Duele, como duele también el día que cincuenta habitantes de la Línea de la Concepción en Cádiz apedrearon un convoy de ancianos enfermos de coronavirus; este virus maldito ha desnudado lo peor que los seres humanos esconden camuflados entre la multitud perdida bajo la costumbre diaria de una cotidianidad que ahora ya no es tal.

El coronavirus saca a flote lo que cada sociedad es bajo el nudo gordiano de sus vicios, carencias y pasiones; de sus frustraciones, temores y odios… encaramados en el sentimiento nervioso de subsistir y sobrevivir atrincherados en nuestras respectivas casas; en Estados Unidos, sus habitantes corrieron desaforados a agotar armas y municiones, que junto con el papel higiénico, barrieron con todos los stocks. Homo homini lupus.

Lo del papel higiénico se ha convertido en manual para terapeutas y psicólogos, catapultado -por su inusitada demanda- en un insumo de primerísima categoría: su desabastecimiento (porque lo hemos acumulado a más no poder) revela nuestros temores más recónditos, que se nos prohibiese salir de casa por días -ni para ir al supermercado- ante la amenaza de que el virus se transmitiera y permaneciera en el aire. Nos imaginábamos metidos en nuestra casa convertida en una especie de búnker en medio de un apocalipsis zombi.

A COLACIÓN

Menos libertades, más miedo, mucho mayor discriminación, más gente metida en su burbuja personal y el ostracismo ganando terreno a lo colectivo; el individualismo en medio de un razonamiento de supervivencia creará un modo de vida menos solidario y más egoísta; este virus hará sociedades más encerradas en sus casas con menos ganas de socializar “en persona” y más volcadas a vivir sus mundos paralelos y de amistades en las redes sociales.

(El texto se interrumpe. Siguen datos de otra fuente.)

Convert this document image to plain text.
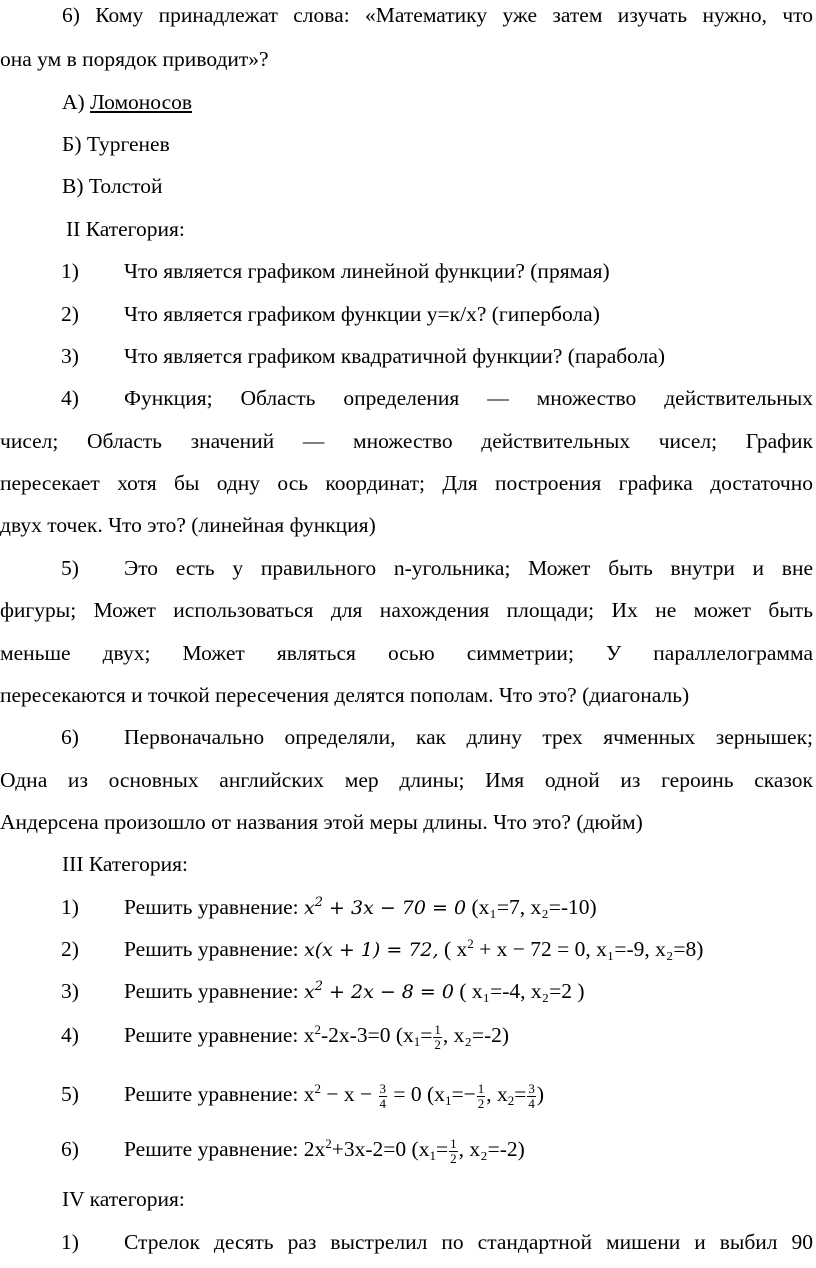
6) Кому принадлежат слова: «Математику уже затем изучать нужно, что
она ум в порядок приводит»?
А) Ломоносов
Б) Тургенев
В) Толстой
II Категория:
1) Что является графиком линейной функции? (прямая)
2) Что является графиком функции y=к/х? (гипербола)
3) Что является графиком квадратичной функции? (парабола)
4) Функция; Область определения — множество действительных
чисел; Область значений — множество действительных чисел; График
пересекает хотя бы одну ось координат; Для построения графика достаточно
двух точек. Что это? (линейная функция)
5) Это есть у правильного n-угольника; Может быть внутри и вне
фигуры; Может использоваться для нахождения площади; Их не может быть
меньше двух; Может являться осью симметрии; У параллелограмма
пересекаются и точкой пересечения делятся пополам. Что это? (диагональ)
6) Первоначально определяли, как длину трех ячменных зернышек;
Одна из основных английских мер длины; Имя одной из героинь сказок
Андерсена произошло от названия этой меры длины. Что это? (дюйм)
III Категория:
1) Решить уравнение: $x^2 + 3x - 70 = 0$ (x₁=7, x₂=-10)
2) Решить уравнение: x(x + 1) = 72, ( $x^2 + x - 72 = 0$, x₁=-9, x₂=8)
3) Решить уравнение: $x^2 + 2x - 8 = 0$ ( x₁=-4, x₂=2 )
4) Решите уравнение: $x^2-2x-3=0$ ($x_1= \frac{1}{2}$ , x₂=-2)
5) Решите уравнение: $x^2 - x - \frac{3}{4} = 0$ ($x_1=- \frac{1}{2}$ , $x_2= \frac{3}{4}$ )
6) Решите уравнение: $2x^2+3x-2=0$ ($x_1= \frac{1}{2}$ , x₂=-2)
IV категория:
1) Стрелок десять раз выстрелил по стандартной мишени и выбил 90
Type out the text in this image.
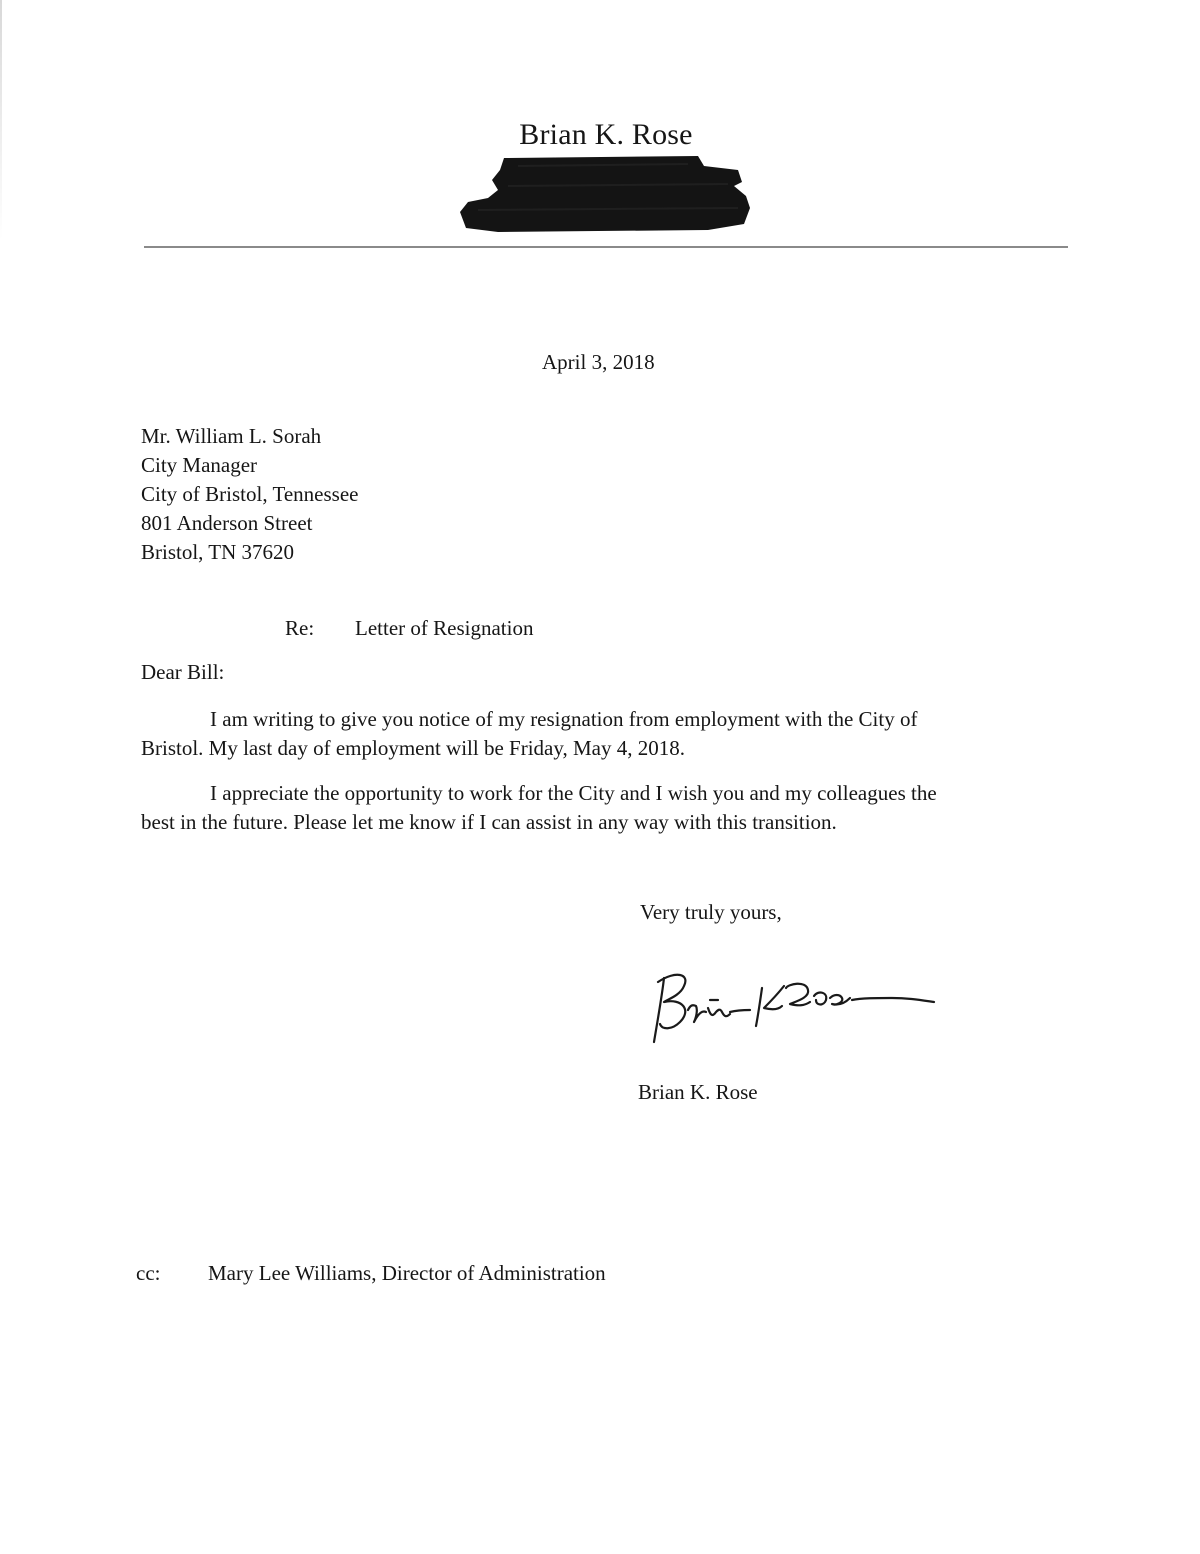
Brian K. Rose
April 3, 2018
Mr. William L. Sorah
City Manager
City of Bristol, Tennessee
801 Anderson Street
Bristol, TN 37620
Re: Letter of Resignation
Dear Bill:
I am writing to give you notice of my resignation from employment with the City of
Bristol. My last day of employment will be Friday, May 4, 2018.
I appreciate the opportunity to work for the City and I wish you and my colleagues the
best in the future. Please let me know if I can assist in any way with this transition.
Very truly yours,
Brian K. Rose
cc: Mary Lee Williams, Director of Administration
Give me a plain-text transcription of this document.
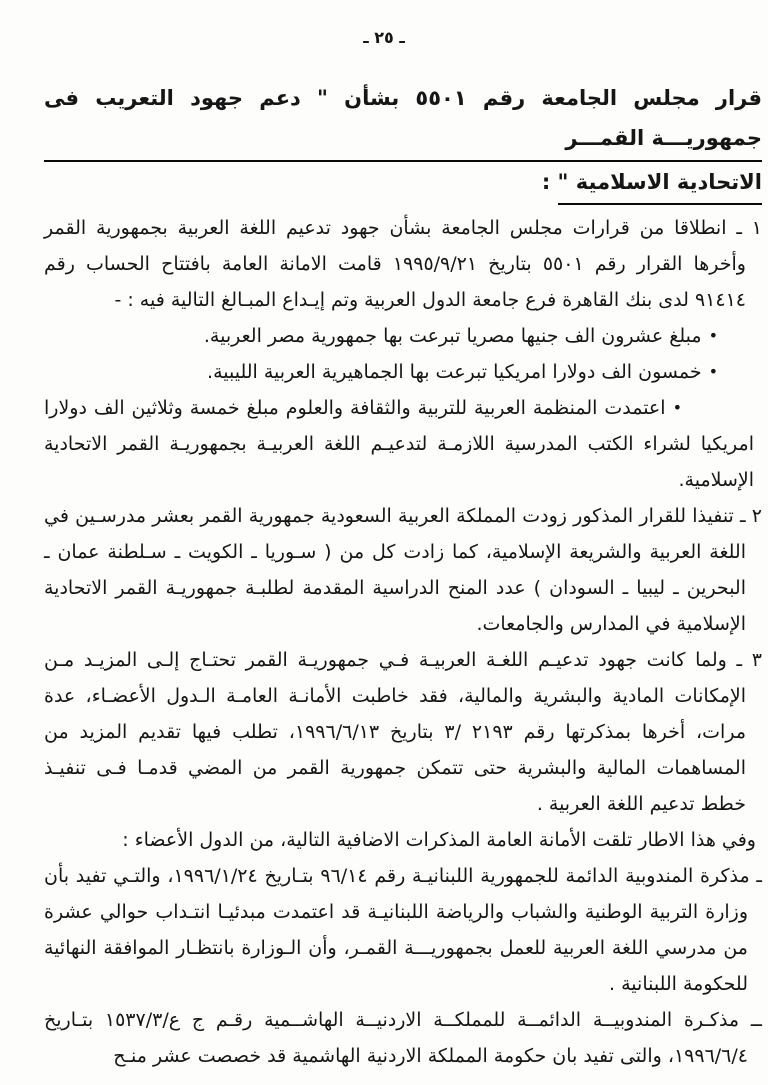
ـ ٢٥ ـ
قرار مجلس الجامعة رقم ٥٥٠١ بشأن " دعم جهود التعريب فى جمهوريـــة القمـــر
الاتحادية الاسلامية " :

١ ـ انطلاقا من قرارات مجلس الجامعة بشأن جهود تدعيم اللغة العربية بجمهورية القمر وأخرها القرار رقم ٥٥٠١ بتاريخ ١٩٩٥/٩/٢١ قامت الامانة العامة بافتتاح الحساب رقم ٩١٤١٤ لدى بنك القاهرة فرع جامعة الدول العربية وتم إيـداع المبـالغ التالية فيه : -

•مبلغ عشرون الف جنيها مصريا تبرعت بها جمهورية مصر العربية.
•خمسون الف دولارا امريكيا تبرعت بها الجماهيرية العربية الليبية.
•اعتمدت المنظمة العربية للتربية والثقافة والعلوم مبلغ خمسة وثلاثين الف دولارا امريكيا لشراء الكتب المدرسية اللازمـة لتدعيـم اللغة العربيـة بجمهوريـة القمر الاتحادية الإسلامية.

٢ ـ تنفيذا للقرار المذكور زودت المملكة العربية السعودية جمهورية القمر بعشر مدرسـين في اللغة العربية والشريعة الإسلامية، كما زادت كل من ( سـوريا ـ الكويت ـ سـلطنة عمان ـ البحرين ـ ليبيا ـ السودان ) عدد المنح الدراسية المقدمة لطلبـة جمهوريـة القمر الاتحادية الإسلامية في المدارس والجامعات.

٣ ـ ولما كانت جهود تدعيـم اللغـة العربيـة فـي جمهوريـة القمر تحتـاج إلـى المزيـد مـن الإمكانات المادية والبشرية والمالية، فقد خاطبت الأمانـة العامـة الـدول الأعضـاء، عدة مرات، أخرها بمذكرتها رقم ٢١٩٣ /٣ بتاريخ ١٩٩٦/٦/١٣، تطلب فيها تقديم المزيد من المساهمات المالية والبشرية حتى تتمكن جمهورية القمر من المضي قدمـا فـى تنفيـذ خطط تدعيم اللغة العربية .

وفي هذا الاطار تلقت الأمانة العامة المذكرات الاضافية التالية، من الدول الأعضاء :

ـ مذكرة المندوبية الدائمة للجمهورية اللبنانيـة رقم ٩٦/١٤ بتـاريخ ١٩٩٦/١/٢٤، والتـي تفيد بأن وزارة التربية الوطنية والشباب والرياضة اللبنانيـة قد اعتمدت مبدئيـا انتـداب حوالي عشرة من مدرسي اللغة العربية للعمل بجمهوريـــة القمـر، وأن الـوزارة بانتظـار الموافقة النهائية للحكومة اللبنانية .

ــ مذكـرة المندوبيــة الدائمــة للمملكــة الاردنيــة الهاشــمية رقـم ج ع/١٥٣٧/٣ بتـاريخ ١٩٩٦/٦/٤، والتى تفيد بان حكومة المملكة الاردنية الهاشمية قد خصصت عشر منـح
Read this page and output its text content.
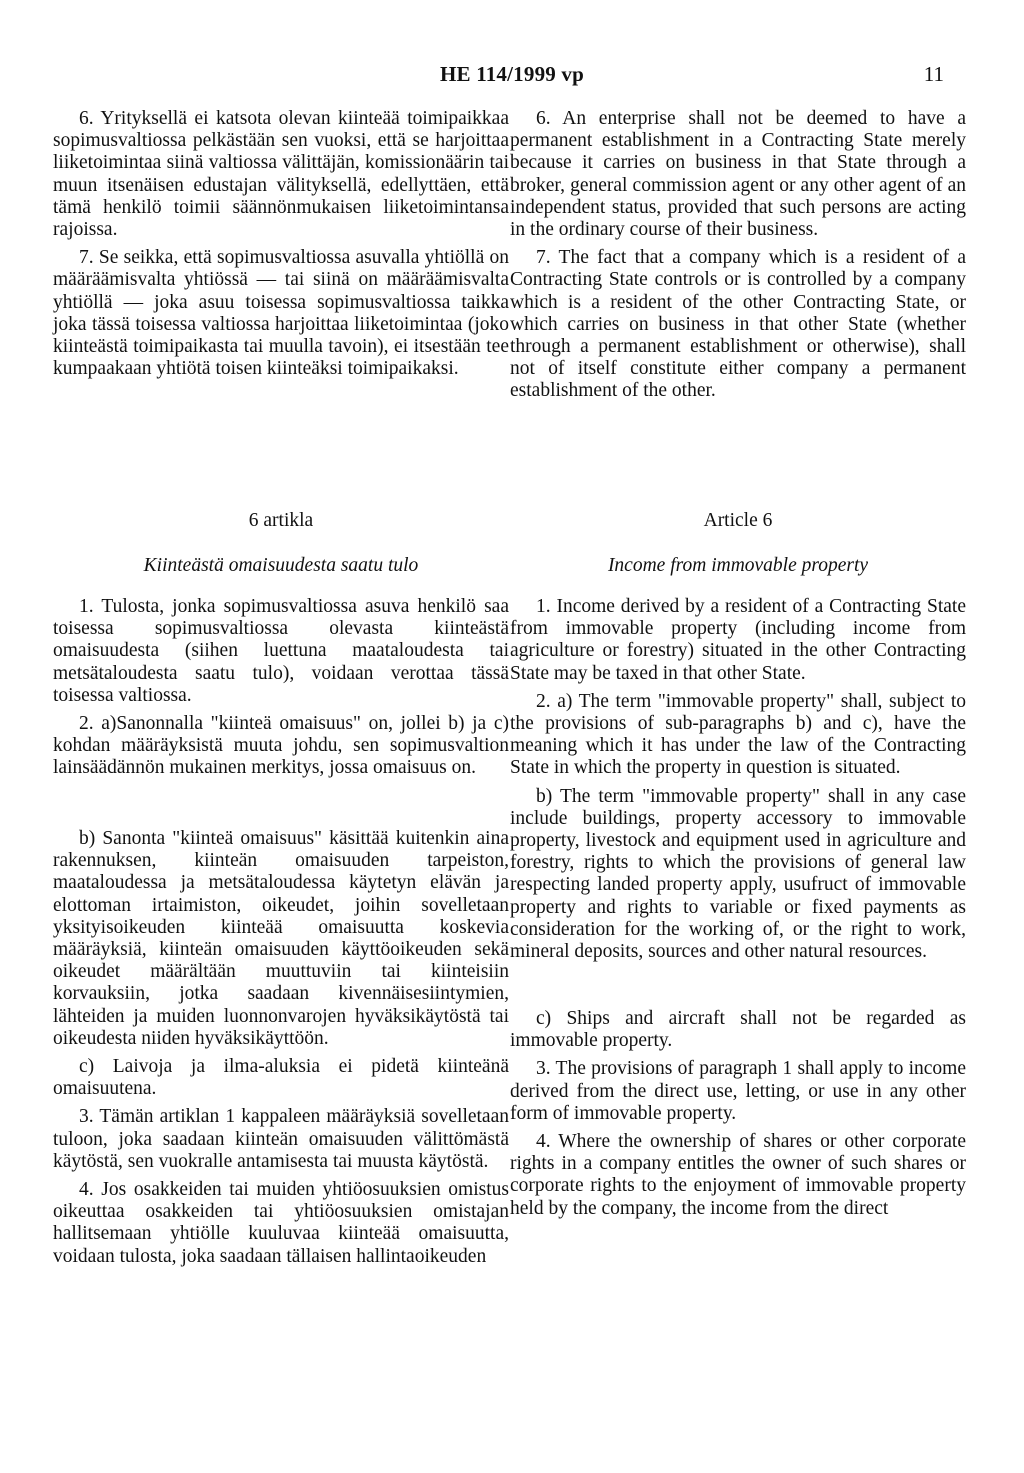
HE 114/1999 vp	11

6. Yrityksellä ei katsota olevan kiinteää toimipaikkaa sopimusvaltiossa pelkästään sen vuoksi, että se harjoittaa liiketoimintaa siinä valtiossa välittäjän, komissionäärin tai muun itsenäisen edustajan välityksellä, edellyttäen, että tämä henkilö toimii säännönmukaisen liiketoimintansa rajoissa.

7. Se seikka, että sopimusvaltiossa asuvalla yhtiöllä on määräämisvalta yhtiössä — tai siinä on määräämisvalta yhtiöllä — joka asuu toisessa sopimusvaltiossa taikka joka tässä toisessa valtiossa harjoittaa liiketoimintaa (joko kiinteästä toimipaikasta tai muulla tavoin), ei itsestään tee kumpaakaan yhtiötä toisen kiinteäksi toimipaikaksi.

6 artikla
Kiinteästä omaisuudesta saatu tulo

1. Tulosta, jonka sopimusvaltiossa asuva henkilö saa toisessa sopimusvaltiossa olevasta kiinteästä omaisuudesta (siihen luettuna maataloudesta tai metsätaloudesta saatu tulo), voidaan verottaa tässä toisessa valtiossa.

2. a)Sanonnalla "kiinteä omaisuus" on, jollei b) ja c) kohdan määräyksistä muuta johdu, sen sopimusvaltion lainsäädännön mukainen merkitys, jossa omaisuus on.

b) Sanonta "kiinteä omaisuus" käsittää kuitenkin aina rakennuksen, kiinteän omaisuuden tarpeiston, maataloudessa ja metsätaloudessa käytetyn elävän ja elottoman irtaimiston, oikeudet, joihin sovelletaan yksityisoikeuden kiinteää omaisuutta koskevia määräyksiä, kiinteän omaisuuden käyttöoikeuden sekä oikeudet määrältään muuttuviin tai kiinteisiin korvauksiin, jotka saadaan kivennäisesiintymien, lähteiden ja muiden luonnonvarojen hyväksikäytöstä tai oikeudesta niiden hyväksikäyttöön.

c) Laivoja ja ilma-aluksia ei pidetä kiinteänä omaisuutena.

3. Tämän artiklan 1 kappaleen määräyksiä sovelletaan tuloon, joka saadaan kiinteän omaisuuden välittömästä käytöstä, sen vuokralle antamisesta tai muusta käytöstä.

4. Jos osakkeiden tai muiden yhtiöosuuksien omistus oikeuttaa osakkeiden tai yhtiöosuuksien omistajan hallitsemaan yhtiölle kuuluvaa kiinteää omaisuutta, voidaan tulosta, joka saadaan tällaisen hallintaoikeuden

6. An enterprise shall not be deemed to have a permanent establishment in a Contracting State merely because it carries on business in that State through a broker, general commission agent or any other agent of an independent status, provided that such persons are acting in the ordinary course of their business.

7. The fact that a company which is a resident of a Contracting State controls or is controlled by a company which is a resident of the other Contracting State, or which carries on business in that other State (whether through a permanent establishment or otherwise), shall not of itself constitute either company a permanent establishment of the other.

Article 6
Income from immovable property

1. Income derived by a resident of a Contracting State from immovable property (including income from agriculture or forestry) situated in the other Contracting State may be taxed in that other State.

2. a) The term "immovable property" shall, subject to the provisions of sub-paragraphs b) and c), have the meaning which it has under the law of the Contracting State in which the property in question is situated.

b) The term "immovable property" shall in any case include buildings, property accessory to immovable property, livestock and equipment used in agriculture and forestry, rights to which the provisions of general law respecting landed property apply, usufruct of immovable property and rights to variable or fixed payments as consideration for the working of, or the right to work, mineral deposits, sources and other natural resources.

c) Ships and aircraft shall not be regarded as immovable property.

3. The provisions of paragraph 1 shall apply to income derived from the direct use, letting, or use in any other form of immovable property.

4. Where the ownership of shares or other corporate rights in a company entitles the owner of such shares or corporate rights to the enjoyment of immovable property held by the company, the income from the direct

No cabe duda, consumiremos más tecnología en nuestra burbuja, todo aquello que nos mantenga seguros en nuestras casas-búnker en la que pasaremos más tiempo después del trabajo porque la normalidad no volverá más a nuestras vidas, no del todo, el coronavirus está dejando cicatrices profundas.

Mientras, los gobiernos se preparan para controlarnos más y las grandes empresas de la tecnología están listas para demostrarnos por qué la fibra 5G salvará nuestras pobres vidas temerosas de socializar como antes o de experimentar esa libertad de la que nos sentíamos privilegiados hasta que un virus trastocó nuestra existencia y causó estragos en miles de viajeros por todo el mundo que recordarán ese viaje como la peor experiencia de su vida con cuarentenas forzosas en barcos, en hoteles, en ciudades a cientos de kilómetros de distancia de sus lugares de origen. Nadie querrá arriesgarse a repetir dicha pesadilla.

Seremos sombras de nosotros mismos y estoy segura que reajustaremos nuestros sueños, moldearemos nuestras metas y pondremos en otro orden nuestra escala de prioridades. El coronavirus nos ha enseñado que para la muerte no hay ni ricos ni pobres, ni países más o menos desarrollados, y que el sufrimiento es igual para todos sin distingo alguno.